Gonitwa Wielka Warszawska ma za sobą długą i bogatą historię – została ustanowiona w 1895 r. przez hrabiego Augusta Potockiego, ówczesnego prezesa Towarzystwa Wyścigów Konnych w Królestwie Polskim. Co roku, na przełomie września i października, na Służewcu odbywa się wyjątkowe wydarzenie, na które zjeżdżają się tysiące widzów, aby kibicować najwybitniejszym koniom z kraju i z zagranicy. W minioną niedzielę 78. edycja tego sportowo-kulturalnego wydarzenia odbyła się na zabytkowym, modernistycznym kompleksie wyścigowym na Służewcu. Przez 2600 metrów konie wyścigowe rywalizowały o najlepszy czas.

„To było niesamowite święto wyścigowe stolicy – emocjonujące gonitwy, wspaniała przyroda, łaskawa pogoda, szereg atrakcji dodatkowych. Emocje były tym większe, że przyznany naszemu wydarzeniu status >>Listed<< wiąże się m.in. z odpowiednio wysoką pulą nagród, adekwatną do międzynarodowego prestiżu wyścigu. W tym roku pomiędzy zwycięzców Wielkiej Warszawskiej rozdysponowana została rekordowa suma niemal pół miliona złotych” – tłumaczy Szymon Piechowiak z Toru Wyścigów Konnych Służewiec.

„Obiekt, stanowiący wizytówkę przedwojennego miasta, był następnie świadkiem heroicznej walki podczas powstania warszawskiego. Dziś ponownie dostarcza on niezapomnianych wrażeń i emocji zarówno warszawiakom, jak i gościom z całego kraju i świata” – mówi Bogdan Pukowiec.

Tor Służewiec to nie tylko miejsce łączące przeszłość z przyszłością, ale i symbol stolicy. Totalizator Sportowy wspiera Tor Służewiec od 2008 roku, rewitalizując ten unikalny obiekt i organizując wyścigi konne.

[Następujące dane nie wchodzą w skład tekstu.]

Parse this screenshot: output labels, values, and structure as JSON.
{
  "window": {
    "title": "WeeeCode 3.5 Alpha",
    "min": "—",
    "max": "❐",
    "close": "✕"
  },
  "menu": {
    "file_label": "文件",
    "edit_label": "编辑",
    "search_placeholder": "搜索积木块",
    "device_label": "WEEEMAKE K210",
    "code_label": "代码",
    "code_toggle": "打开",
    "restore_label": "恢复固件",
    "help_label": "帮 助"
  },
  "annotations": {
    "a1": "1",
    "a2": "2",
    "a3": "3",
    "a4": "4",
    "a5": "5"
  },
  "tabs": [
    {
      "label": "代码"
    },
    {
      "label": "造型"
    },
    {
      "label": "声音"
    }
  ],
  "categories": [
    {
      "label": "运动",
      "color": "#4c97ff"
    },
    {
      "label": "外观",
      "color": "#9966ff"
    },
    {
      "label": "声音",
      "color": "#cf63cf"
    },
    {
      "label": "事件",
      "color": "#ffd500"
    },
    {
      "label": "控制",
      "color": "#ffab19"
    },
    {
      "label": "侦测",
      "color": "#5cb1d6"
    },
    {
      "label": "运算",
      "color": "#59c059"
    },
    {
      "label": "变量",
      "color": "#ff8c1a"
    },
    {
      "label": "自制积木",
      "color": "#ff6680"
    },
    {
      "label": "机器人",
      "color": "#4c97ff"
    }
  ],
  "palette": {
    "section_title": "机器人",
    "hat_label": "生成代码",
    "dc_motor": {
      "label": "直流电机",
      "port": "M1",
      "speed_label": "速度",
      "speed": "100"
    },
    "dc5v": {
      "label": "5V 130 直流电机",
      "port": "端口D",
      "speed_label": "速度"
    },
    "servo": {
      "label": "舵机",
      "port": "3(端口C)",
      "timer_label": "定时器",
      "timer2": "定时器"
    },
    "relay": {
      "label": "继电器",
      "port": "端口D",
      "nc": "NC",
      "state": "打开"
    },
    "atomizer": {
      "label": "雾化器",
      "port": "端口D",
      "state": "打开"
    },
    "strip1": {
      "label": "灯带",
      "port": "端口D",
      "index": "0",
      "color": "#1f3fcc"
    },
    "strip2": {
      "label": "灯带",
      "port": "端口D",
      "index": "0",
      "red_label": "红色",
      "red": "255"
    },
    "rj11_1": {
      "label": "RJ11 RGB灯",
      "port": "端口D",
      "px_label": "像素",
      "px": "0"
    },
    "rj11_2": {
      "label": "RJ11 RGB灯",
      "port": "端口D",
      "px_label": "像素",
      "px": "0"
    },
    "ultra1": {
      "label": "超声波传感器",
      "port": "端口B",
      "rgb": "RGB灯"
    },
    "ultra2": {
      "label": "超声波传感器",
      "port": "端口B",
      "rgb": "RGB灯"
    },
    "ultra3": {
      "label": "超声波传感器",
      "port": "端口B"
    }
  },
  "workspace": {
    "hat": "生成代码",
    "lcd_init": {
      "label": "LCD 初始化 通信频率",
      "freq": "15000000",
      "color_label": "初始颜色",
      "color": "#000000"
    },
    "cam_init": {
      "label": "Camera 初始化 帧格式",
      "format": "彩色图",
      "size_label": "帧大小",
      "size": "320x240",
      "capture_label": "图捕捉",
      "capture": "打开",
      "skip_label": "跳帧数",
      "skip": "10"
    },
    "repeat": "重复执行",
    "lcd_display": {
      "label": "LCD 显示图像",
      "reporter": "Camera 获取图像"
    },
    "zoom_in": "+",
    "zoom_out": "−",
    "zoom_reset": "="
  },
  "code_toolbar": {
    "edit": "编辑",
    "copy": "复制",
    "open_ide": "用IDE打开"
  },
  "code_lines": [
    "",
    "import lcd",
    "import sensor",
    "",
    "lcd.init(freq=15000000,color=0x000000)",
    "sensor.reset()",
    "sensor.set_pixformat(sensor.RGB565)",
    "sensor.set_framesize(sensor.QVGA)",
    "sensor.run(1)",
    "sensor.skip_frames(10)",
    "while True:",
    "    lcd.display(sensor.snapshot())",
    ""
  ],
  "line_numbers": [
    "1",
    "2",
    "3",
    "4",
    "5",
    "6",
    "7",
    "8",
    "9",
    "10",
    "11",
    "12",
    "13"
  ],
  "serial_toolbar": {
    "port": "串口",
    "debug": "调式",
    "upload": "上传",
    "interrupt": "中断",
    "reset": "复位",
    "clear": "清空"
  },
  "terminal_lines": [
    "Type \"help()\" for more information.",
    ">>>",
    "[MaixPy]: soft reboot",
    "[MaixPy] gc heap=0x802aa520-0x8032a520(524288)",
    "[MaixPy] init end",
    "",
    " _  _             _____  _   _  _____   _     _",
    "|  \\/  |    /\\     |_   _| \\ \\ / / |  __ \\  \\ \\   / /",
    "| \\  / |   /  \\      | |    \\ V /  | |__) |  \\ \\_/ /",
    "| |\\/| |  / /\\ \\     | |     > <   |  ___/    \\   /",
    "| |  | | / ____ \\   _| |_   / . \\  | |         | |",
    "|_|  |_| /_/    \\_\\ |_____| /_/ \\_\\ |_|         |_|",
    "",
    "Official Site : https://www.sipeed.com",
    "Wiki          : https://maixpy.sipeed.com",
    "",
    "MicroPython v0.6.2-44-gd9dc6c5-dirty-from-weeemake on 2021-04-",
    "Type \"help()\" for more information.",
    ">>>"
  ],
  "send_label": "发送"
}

Dzięki wsparciu finansowemu i inwestycyjnemu, jakie Totalizator Sportowy oferuje Torowi Służewiec, ponadczasowe zdanie z serialu „Jan Serce” brzmi coraz aktualniej.

Totalizator Sportowy to mecenas kultury i sportu, dzięki któremu wiele osób może cieszyć się z odnowionego Toru Służewiec. Współpraca ta pozwala na propagowanie wartości, które są dla warszawiaków tak ważne, jak wspomniany wcześniej „Wielki Warszawski”.

Totalizator Sportowy to największy mecenas kultury i sportu w Polsce. Od 2008 roku przyczynia się do rewitalizacji unikalnego obiektu, jakim jest Tor Służewiec. Wyścigi konne, które są tam organizowane, są nie tylko elementem rozrywki, ale i okazją do zaprezentowania tradycji i symbolu stolicy – Wielkiego Warszawskiego.